P. S. Я всегда говорил сэру Джону, чтобы он держал курс подальше от писательства. Но он только и делал, что строчил день и ночь целую неделю. Что посеешь, то и пожнешь! Ветер переменился, и мы поднимем якорь, как начнется прилив. Поэтому ставлю точку.

NВ. Сэр Джон малость разошелся по поводу того, что я съел обезьяну. Такой случай и вправду был со мной в Карибском море, за четыре года до того, как мы встретились с ним. На вкус она была неплоха, но от ее вида делалось не по себе. Мне так и чудилось, что я ухватил нашего с миссис Пок младшенького!»

 ГЛАВА I
Родословная автора, а также его отца

Философ, создавший новую теорию, обязан привести хотя бы самые элементарные доказательства разумности своих позиций, а историк, который берется излагать чудесные события, дотоле неизвестные человечеству, должен, из уважения к чужим мнениям, представить надежные свидетельства своей правдивости. Эти два важнейших требования ставят меня в своеобразное положение, так как в подтверждение моей философии я могу сослаться лишь на ее убедительность, и не имею иных свидетелей, кроме себя самого, чтобы удостоверить те поразительные факты, которые теперь впервые будут предложены вниманию читающего мира. Я сознаю всю тяжесть лежащей на мне ответственности, ибо истина бывает иной раз так мало правдоподобна, что кажется вымыслом, а вымысел бывает так похож на истину, что неискушенный человек потом готов уверять, что он сам видел, как все это было. Об этом следует помнить всем нашим историкам: знание обстоятельств в одном случае избавит их от разочарования, связанного с тем, что свидетельские показания, добытые ценой больших усилий, окажутся опровергнутыми, а в другом – от тяжелого и бесполезного труда. Что до меня, то взамен, как выражаются французы, «les pieces justificatives» [1]1
  Оправдательные документы (франц.).


[Закрыть]
для моих теорий и фактов я могу снискать доверие читателя, лишь изложив без прикрас историю моего происхождения, рождения, воспитания и жизни до того времени, когда мне довелось увидеть те удивительные вещи, которые мне дано счастье поведать, а читателю – вскоре узнать.

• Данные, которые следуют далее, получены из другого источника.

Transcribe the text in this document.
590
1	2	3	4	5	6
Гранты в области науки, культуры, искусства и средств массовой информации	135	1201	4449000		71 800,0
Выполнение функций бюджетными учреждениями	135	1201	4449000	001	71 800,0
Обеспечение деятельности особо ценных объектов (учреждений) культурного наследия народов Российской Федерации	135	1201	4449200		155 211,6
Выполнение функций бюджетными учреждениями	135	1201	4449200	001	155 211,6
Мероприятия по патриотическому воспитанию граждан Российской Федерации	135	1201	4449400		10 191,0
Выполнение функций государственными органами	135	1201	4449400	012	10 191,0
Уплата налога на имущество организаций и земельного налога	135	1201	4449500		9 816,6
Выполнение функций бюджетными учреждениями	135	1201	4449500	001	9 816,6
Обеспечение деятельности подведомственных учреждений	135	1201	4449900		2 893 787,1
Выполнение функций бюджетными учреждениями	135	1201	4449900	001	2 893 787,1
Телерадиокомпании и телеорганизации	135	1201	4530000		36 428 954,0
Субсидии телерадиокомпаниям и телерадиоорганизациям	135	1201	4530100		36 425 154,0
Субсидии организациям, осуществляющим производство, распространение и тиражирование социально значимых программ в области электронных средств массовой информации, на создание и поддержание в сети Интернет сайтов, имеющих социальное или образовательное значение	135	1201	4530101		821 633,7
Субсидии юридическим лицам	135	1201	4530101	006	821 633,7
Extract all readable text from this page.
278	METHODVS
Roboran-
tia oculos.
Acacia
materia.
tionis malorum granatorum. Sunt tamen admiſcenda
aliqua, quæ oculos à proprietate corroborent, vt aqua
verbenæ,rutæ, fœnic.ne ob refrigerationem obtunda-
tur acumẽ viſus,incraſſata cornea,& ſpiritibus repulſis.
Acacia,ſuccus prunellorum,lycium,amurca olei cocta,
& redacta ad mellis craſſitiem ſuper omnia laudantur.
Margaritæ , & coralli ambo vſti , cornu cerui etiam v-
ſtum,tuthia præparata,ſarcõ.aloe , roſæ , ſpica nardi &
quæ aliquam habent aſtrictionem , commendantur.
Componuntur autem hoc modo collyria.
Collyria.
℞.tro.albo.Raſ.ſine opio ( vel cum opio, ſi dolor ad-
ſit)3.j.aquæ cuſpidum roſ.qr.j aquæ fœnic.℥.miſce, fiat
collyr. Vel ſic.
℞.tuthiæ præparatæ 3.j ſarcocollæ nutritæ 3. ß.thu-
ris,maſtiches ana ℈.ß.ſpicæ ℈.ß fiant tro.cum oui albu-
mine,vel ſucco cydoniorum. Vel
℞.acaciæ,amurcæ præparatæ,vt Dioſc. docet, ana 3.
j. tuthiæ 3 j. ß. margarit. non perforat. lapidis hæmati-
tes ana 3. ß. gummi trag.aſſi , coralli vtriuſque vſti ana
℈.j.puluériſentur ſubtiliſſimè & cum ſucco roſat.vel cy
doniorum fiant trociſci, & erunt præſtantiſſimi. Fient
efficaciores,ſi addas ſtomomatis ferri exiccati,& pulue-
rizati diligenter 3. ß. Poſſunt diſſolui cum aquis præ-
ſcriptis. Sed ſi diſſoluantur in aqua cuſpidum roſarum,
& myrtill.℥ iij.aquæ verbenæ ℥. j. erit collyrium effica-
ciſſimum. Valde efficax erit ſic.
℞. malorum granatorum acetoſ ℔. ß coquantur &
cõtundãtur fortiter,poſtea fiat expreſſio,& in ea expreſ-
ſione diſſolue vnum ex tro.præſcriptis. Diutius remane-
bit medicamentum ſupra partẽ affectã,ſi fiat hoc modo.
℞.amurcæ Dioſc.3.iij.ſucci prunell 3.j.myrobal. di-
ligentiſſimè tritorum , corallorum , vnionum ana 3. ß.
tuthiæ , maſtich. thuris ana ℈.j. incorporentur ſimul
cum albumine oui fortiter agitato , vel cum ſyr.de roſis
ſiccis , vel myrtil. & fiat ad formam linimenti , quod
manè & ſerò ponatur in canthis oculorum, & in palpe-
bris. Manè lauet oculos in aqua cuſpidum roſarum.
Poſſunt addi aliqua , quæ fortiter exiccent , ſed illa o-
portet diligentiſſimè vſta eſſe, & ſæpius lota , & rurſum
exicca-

Начну с моего происхождения, или с моей родословной. Это соответствует естественному порядку событий, а кроме того, полезно проследить следствия до их причин так, чтобы эта часть моего повествования внушила доверие ко всему остальному.

Я всегда считал себя равным потомкам самых древних родов Европы, так как немногие семьи восходят более ясно и прямо к тьме веков, чем та, к которой принадлежу я. Мое происхождение от отца неопровержимо установлено записью в приходской книге, равно как его собственным завещанием, и, я думаю, никому не дано столь непосредственно доказать истинность истории своей семьи, как мне – стоит лишь проследить жизнь моего предка назад во времени вплоть до того часа, когда его на втором году жизни нашли пищащим от холода и голода в приходе св. Джайльза, в Вестминстере, в Соединенном Королевстве Великобритании. Над его страданиями сжалилась уличная торговка апельсинами. Она накормила его хлебной коркой, согрела горячим пивом с джином, а потом из человеколюбия отнесла его к лицу, с которым имела частые, но враждебные встречи, – к приходскому надзирателю. Происхождение моего предка было настолько темным, что представлялось совершенно ясным. Никто не мог сказать, чей он, откуда взялся и что с ним будет дальше. А так как по закону тогда не полагалось, чтобы дети умирали на улице с голоду при подобных обстоятельствах, приходский надзиратель после надлежащих попыток убедить некоторых из своих бездетных и добросердечных знакомых в том, что ребенок, вот так покинутый, – особый дар провидения каждому из них в отдельности, вынужден был передать моего отца на попечение одной из приходских нянек-воспитательниц.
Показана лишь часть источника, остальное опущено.